Howard County officials say a property tax appeal by Kohl’s Department Stores has the potential to force a major change in how property taxes are assessed, with potential implications for other taxpayers.
Kohl’s officials say they were over-assessed from 2010 to 2012 on their local store at Boulevard Crossing, and have asked the Indiana Board of Tax Review to lower those assessments by about a quarter.
Center Township Assessor Sheila Pullen and Howard County Assessor Jamie Shepherd are standing by the numbers they came up with, saying the original number — between $4.8 million and $4.9 million for each of those three years — is accurate and fair.
At issue is whether the county should have put more weight on vacant “big box” retail buildings when creating a set of comparables to establish the market value of the Kohl’s store.
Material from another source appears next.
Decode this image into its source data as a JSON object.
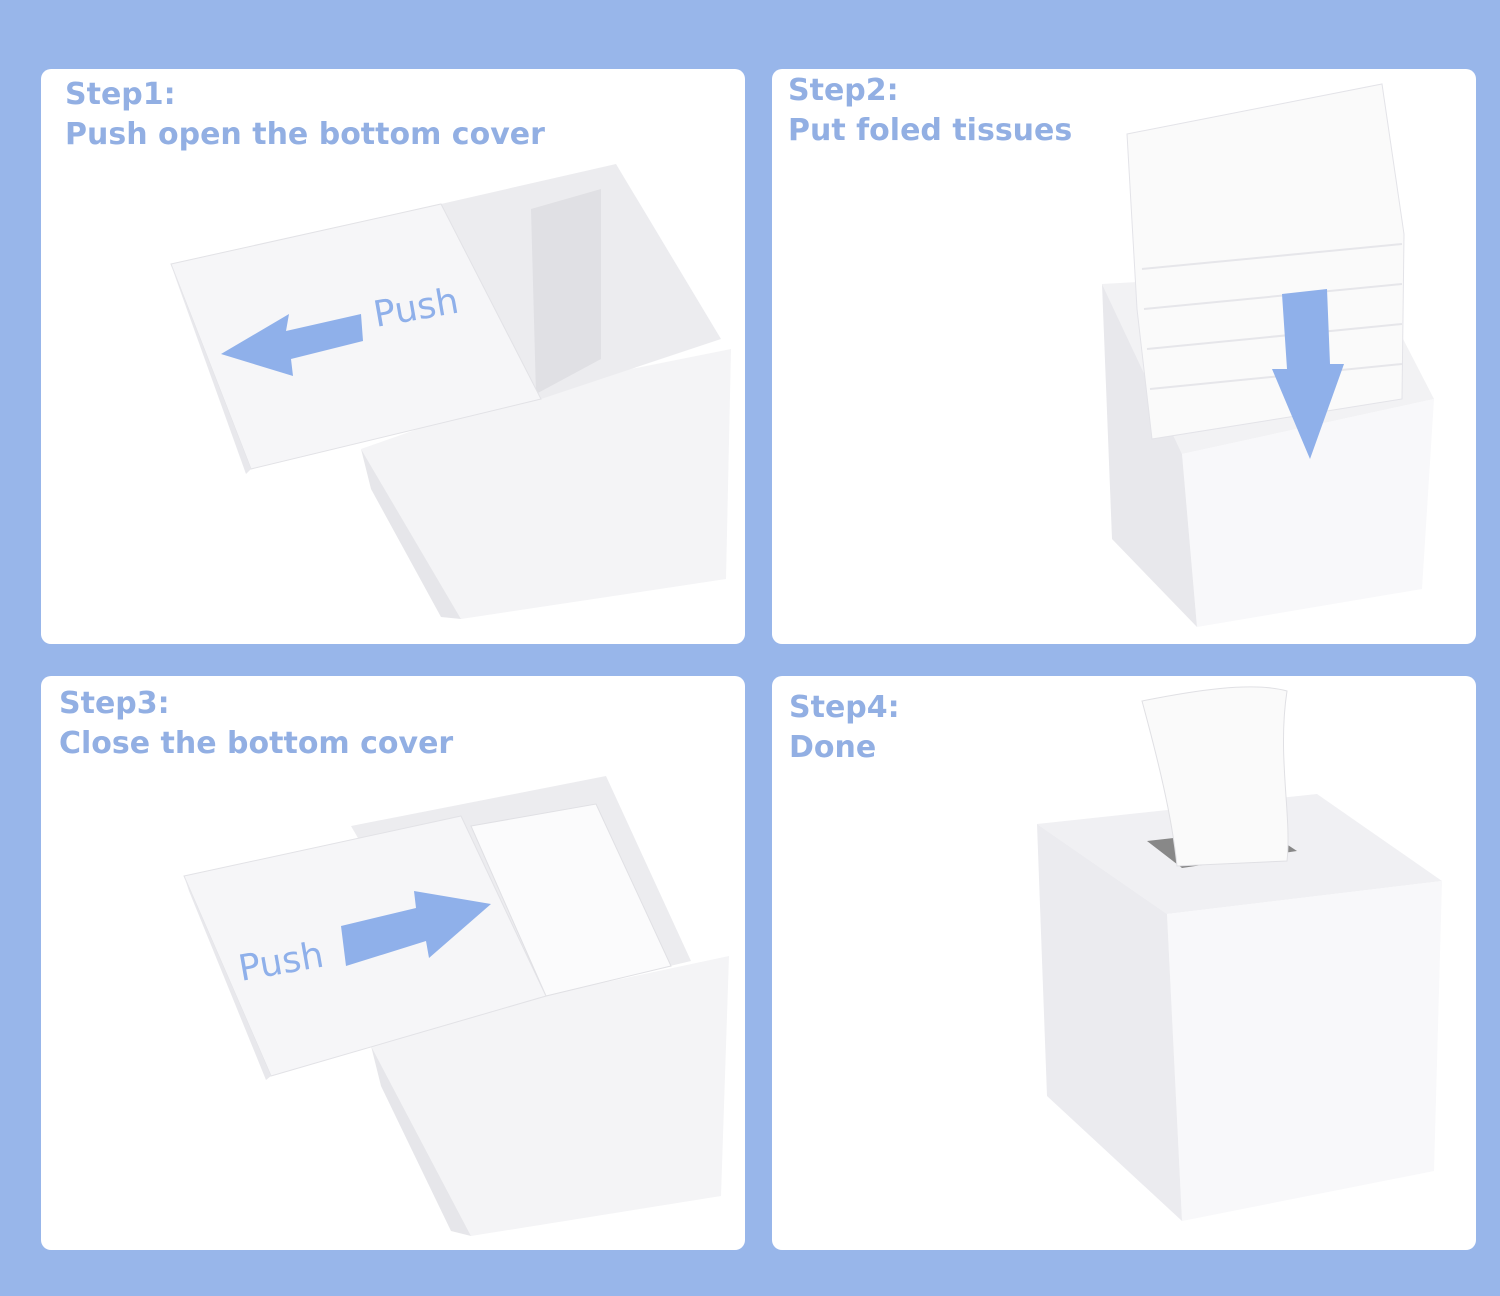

Shepherd said a third-party appraisal valued the Kohl’s store at $1.2 million more than the Kohl’s estimate. The local property tax appeals board turned down Kohl’s protest, so the company took its case to the board of tax review in Indianapolis.
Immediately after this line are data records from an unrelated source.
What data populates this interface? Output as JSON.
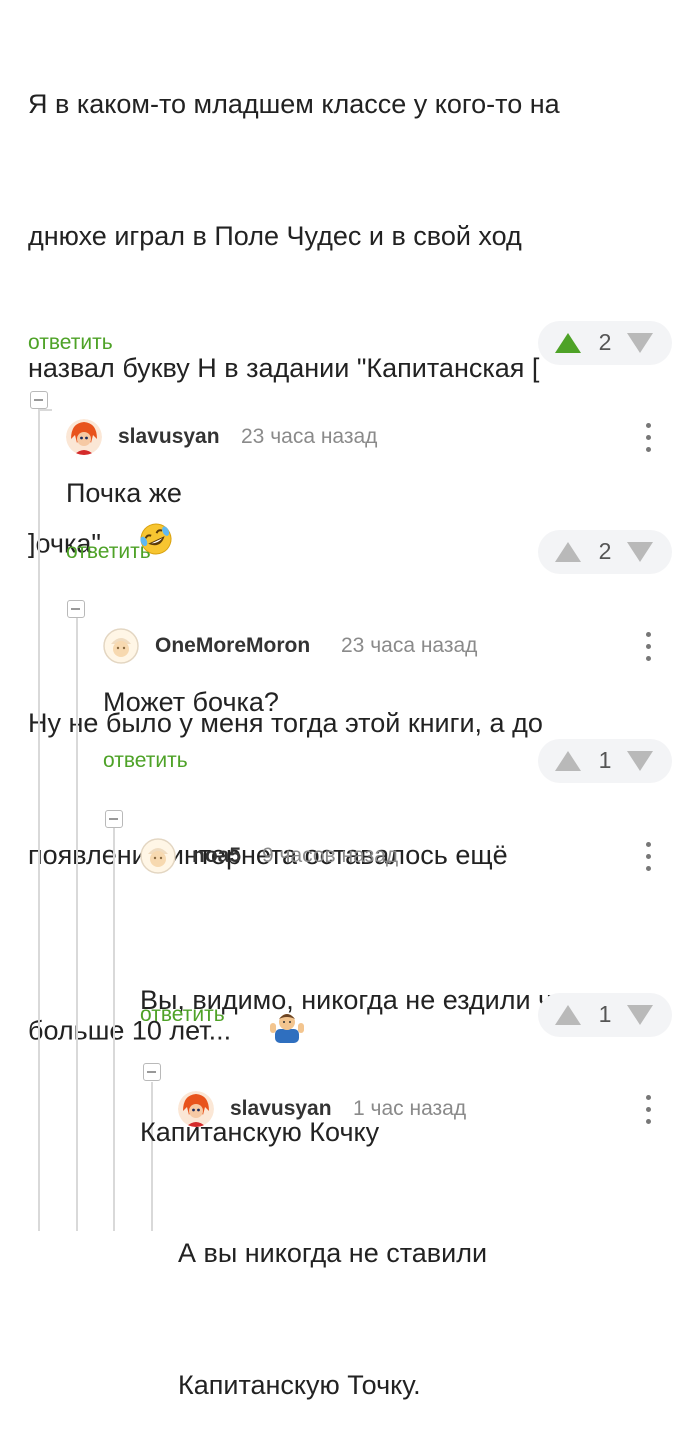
{
  "colors": {
    "accent": "#4ea227",
    "thread_line": "#d9d9d9",
    "rating_bg": "#f3f4f6"
  },
  "top_comment": {
    "lines": [
      "Я в каком-то младшем классе у кого-то на",
      "днюхе играл в Поле Чудес и в свой ход",
      "назвал букву Н в задании \"Капитанская [",
      "]очка\"",
      "Ну не было у меня тогда этой книги, а до",
      "появления интернета оставалось ещё",
      "больше 10 лет..."
    ],
    "emoji_1": "rolling-on-floor-laughing-emoji",
    "emoji_2": "person-shrugging-emoji",
    "reply_label": "ответить",
    "rating": "2",
    "upvoted": true
  },
  "comments": [
    {
      "username": "slavusyan",
      "time": "23 часа назад",
      "avatar": "red-haired-cartoon-avatar",
      "lines": [
        "Почка же"
      ],
      "reply_label": "ответить",
      "rating": "2"
    },
    {
      "username": "OneMoreMoron",
      "time": "23 часа назад",
      "avatar": "default-placeholder-avatar",
      "lines": [
        "Может бочка?"
      ],
      "reply_label": "ответить",
      "rating": "1"
    },
    {
      "username": "noa5",
      "time": "9 часов назад",
      "avatar": "default-placeholder-avatar",
      "lines": [
        "Вы, видимо, никогда не ездили через",
        "Капитанскую Кочку"
      ],
      "reply_label": "ответить",
      "rating": "1"
    },
    {
      "username": "slavusyan",
      "time": "1 час назад",
      "avatar": "red-haired-cartoon-avatar",
      "lines": [
        "А вы никогда не ставили",
        "Капитанскую Точку."
      ]
    }
  ]
}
Both sides gave their arguments last month, and a ruling is expected to take months.
Shepherd said the case could create a tax shift in the county, if Kohl’s prevails.
Her worry is any ruling in Kohl’s favor would set a precedent and future commercial property tax assessments would have to lend more weight to vacant buildings.
If commercial assessments across the community were lowered, residential, small business and agricultural taxpayers likely would see their tax burdens increase as a result, she said.
“It’s our belief that vacant properties sell much differently than successful properties, with successful businesses in them,” Shepherd said.
“My overall objective is valuing a property as adequately as possible,” Pullen said. “The implications of using ‘dark box’ sales as comparables will dramatically shift the tax burden.”
Both assessors said professional appraisers still disagree how best to arrive at a tax value for special retail properties like big box stores.
Since a key Indiana Tax Court decision involving the Town of St. John in the late 1990s, Indiana has used a market-based approach called “value-in-use” for determining a property’s tax assessment.
“Indiana’s property tax system is based on the ability to pay. It differs from surrounding states that value [property] on the pure market, not taking into consideration the current use,” Shepherd said.
“A mom-and-pop store in Indiana is valued as a mom-and-pop store. In other states, it could be valued as a potential industrial site, if that is determined to be the highest and best use for that property,” she said, saying pure market value approaches can lead to volatility in assessments and cause shifts from year to year.
Kohl’s officials didn’t respond to a request for comment.